Comma Separated Values

{R}←{X} ⎕CSV Y

This function imports and exports Comma Separated Value (CSV) data.

Monadic ⎕CSV imports data from a CSV file or converts data from CSV format to an internal format. Dyadic ⎕CSV exports data to a CSV file or converts data from internal format to a CSV format.

Internal Format

Arrays that result from importing CSV data or arrays that are suitable for exporting as CSV data are represented by 3 possible structures:

A table (a matrix whose elements are character vectors or scalars, or numbers).
A vector, each of whose items contain field (column) values. Character field values are character matrices; numeric field values are numeric vectors.
A vector, each of whose items contain field (column) values. Character field values are vectors of character vectors; numeric field values are numeric vectors.

Note that when importing CSV data, all fields are assumed to be character fields unless otherwise specified (see Column Types below).
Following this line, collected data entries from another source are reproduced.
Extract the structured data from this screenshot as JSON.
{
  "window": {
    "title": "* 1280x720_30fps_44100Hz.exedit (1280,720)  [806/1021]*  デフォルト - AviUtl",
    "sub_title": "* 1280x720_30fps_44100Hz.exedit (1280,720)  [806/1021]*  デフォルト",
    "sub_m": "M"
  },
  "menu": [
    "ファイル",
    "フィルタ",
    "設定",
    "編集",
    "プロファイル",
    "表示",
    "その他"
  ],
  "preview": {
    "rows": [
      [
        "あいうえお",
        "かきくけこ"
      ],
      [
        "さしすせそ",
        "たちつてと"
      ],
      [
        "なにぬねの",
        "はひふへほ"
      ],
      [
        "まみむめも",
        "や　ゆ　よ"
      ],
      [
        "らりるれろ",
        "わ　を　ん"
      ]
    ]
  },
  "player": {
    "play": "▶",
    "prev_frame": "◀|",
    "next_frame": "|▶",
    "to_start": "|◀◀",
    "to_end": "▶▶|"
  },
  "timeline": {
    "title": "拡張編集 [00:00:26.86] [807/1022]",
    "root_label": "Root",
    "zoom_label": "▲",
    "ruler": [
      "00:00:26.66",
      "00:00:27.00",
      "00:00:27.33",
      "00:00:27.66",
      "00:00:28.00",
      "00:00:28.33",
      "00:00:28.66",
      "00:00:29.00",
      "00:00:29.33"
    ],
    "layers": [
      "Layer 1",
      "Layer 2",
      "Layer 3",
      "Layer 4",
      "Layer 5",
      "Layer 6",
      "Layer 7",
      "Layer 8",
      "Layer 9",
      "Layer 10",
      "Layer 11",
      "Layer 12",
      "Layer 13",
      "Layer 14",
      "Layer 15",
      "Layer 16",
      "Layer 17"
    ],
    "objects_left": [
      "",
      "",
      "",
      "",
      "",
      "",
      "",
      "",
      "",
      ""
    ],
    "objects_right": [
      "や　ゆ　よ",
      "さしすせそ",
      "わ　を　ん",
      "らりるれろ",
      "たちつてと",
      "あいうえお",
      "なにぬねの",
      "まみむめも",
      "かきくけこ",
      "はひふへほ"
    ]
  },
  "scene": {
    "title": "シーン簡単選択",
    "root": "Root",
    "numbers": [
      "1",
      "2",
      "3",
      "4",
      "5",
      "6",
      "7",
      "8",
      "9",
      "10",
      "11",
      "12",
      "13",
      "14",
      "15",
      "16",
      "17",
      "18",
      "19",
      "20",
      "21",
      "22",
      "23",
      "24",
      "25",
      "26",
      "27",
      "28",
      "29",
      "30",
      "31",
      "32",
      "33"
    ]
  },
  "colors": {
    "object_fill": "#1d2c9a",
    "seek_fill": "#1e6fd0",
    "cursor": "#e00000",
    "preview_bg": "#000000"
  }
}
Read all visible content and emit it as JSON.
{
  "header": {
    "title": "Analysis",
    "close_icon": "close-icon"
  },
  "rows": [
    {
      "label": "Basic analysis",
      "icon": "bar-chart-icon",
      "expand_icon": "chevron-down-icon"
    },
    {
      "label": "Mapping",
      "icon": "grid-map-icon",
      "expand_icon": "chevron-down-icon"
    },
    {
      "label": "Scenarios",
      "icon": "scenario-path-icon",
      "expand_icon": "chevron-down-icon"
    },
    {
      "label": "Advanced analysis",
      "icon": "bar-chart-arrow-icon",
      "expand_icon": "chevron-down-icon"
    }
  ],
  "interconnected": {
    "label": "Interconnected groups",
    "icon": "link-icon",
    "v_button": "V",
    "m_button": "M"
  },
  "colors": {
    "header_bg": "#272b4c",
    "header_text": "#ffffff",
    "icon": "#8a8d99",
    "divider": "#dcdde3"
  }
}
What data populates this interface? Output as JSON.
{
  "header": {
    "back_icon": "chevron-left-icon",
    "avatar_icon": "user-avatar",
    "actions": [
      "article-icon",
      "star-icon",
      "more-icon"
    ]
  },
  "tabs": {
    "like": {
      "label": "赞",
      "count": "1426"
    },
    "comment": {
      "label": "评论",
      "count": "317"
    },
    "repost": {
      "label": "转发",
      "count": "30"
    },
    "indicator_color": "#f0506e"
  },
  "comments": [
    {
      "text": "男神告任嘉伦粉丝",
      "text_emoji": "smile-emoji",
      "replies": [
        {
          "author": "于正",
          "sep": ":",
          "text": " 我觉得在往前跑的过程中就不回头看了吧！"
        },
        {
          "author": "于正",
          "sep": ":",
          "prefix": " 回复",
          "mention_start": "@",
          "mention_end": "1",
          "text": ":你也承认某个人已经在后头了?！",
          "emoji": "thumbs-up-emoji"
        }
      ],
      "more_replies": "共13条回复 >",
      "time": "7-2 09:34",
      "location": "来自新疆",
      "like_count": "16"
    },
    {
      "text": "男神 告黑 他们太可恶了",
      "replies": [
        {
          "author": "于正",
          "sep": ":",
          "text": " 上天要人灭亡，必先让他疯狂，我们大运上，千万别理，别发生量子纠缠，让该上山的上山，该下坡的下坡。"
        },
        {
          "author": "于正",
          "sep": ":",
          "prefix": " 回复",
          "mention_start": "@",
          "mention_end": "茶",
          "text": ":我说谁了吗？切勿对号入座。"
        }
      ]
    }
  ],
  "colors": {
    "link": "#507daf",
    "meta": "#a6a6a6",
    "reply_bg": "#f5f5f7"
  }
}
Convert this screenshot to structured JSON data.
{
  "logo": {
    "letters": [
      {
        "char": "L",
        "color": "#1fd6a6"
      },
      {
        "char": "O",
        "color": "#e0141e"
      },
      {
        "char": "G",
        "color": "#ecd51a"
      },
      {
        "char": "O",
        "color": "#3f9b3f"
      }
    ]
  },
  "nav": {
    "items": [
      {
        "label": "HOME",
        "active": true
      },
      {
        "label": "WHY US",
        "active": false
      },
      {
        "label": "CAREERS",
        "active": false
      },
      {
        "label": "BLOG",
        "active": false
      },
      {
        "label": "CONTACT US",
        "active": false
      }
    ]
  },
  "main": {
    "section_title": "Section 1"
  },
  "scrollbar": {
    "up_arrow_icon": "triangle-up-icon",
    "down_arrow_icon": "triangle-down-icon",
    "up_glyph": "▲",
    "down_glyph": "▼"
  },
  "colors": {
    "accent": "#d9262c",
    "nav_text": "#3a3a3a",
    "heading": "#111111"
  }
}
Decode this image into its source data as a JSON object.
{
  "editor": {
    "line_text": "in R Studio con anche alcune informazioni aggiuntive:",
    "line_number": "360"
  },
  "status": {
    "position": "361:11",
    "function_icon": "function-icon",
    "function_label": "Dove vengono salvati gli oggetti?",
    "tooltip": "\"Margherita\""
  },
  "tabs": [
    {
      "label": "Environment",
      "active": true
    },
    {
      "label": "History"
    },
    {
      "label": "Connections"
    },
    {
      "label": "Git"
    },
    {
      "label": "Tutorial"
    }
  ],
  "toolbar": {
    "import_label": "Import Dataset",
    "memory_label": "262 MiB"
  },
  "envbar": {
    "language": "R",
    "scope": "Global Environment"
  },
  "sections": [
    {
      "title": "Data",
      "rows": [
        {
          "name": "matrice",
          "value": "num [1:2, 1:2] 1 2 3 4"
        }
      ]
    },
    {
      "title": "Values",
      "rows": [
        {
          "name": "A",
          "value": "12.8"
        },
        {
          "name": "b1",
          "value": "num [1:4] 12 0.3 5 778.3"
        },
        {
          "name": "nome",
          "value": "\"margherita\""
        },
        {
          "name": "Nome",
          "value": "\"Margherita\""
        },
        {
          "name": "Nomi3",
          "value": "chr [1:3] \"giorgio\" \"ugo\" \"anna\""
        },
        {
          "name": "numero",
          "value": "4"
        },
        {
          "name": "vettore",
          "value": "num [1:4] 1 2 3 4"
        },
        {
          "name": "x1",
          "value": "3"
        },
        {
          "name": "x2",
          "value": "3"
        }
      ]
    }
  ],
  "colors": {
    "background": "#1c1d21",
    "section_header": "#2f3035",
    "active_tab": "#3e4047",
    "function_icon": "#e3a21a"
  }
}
A field that contains only "numbers" will not be converted to numeric data unless specified as being numeric.

MetaCharacters

Some characters in a CSV file are metacharacters which define the structure of the data; for example, the field separator character between fields. Characters which are not metacharacters are literal characters. The variant options QuoteChar, EscapeChar and DoubleQuote make it possible to interpret metacharacters as literal characters and thus permit fields to contain field separator characters, leading and trailing spaces, and line-endings.

Fixed-width fields do not require these options and they are ignored if fixed-width fields are being processed.

Monadic ⎕CSV

R←⎕CSV Y

Y is an array that specifies just the source of the CSV data (see below) or a 1,2,3 or 4-element vector containing:

[1]	Source of CSV Data
[2]	Description of the CSV data
[3]	Column Types
[4]	Header Row Indicator

Source may be one of:

a character vector or scalar containing a file name
a native tie number
a character vector or scalar containing CSV data with embedded newline characters. To avoid this source being interpreted as a file name, Y[2] must be specified as 'S'.
a vector of character vectors and/or scalars containing CSV data with implicit newlines after each character vector or scalar

Description

If Y[1] is a file name or tie number Description may be one of:

a character vector specifying the file encoding such as 'UTF-8' (see File Encodings).
a 256-element numeric vector that maps each possible byte value (0-255) to a Unicode code point (1st element = Unicode code point corresponding to byte value 0, and so on). ¯1 indicates that the corresponding byte value is not mapped to any character. Apart from ¯1, no value may appear in the table more than once.

If omitted or empty, the file encoding is deduced (see below).

If Y[1] is a character array containing CSV data Description is a character scalar 'S' (simple) or 'N' (nested). The default is 'N'

Column Types

This is a scalar numeric code or vector of numeric codes that specifies the field types from the list below. If Column Types is zilde or omitted, the default is 1 (all fields are character).

0	The field is ignored.
1	The field contains character data.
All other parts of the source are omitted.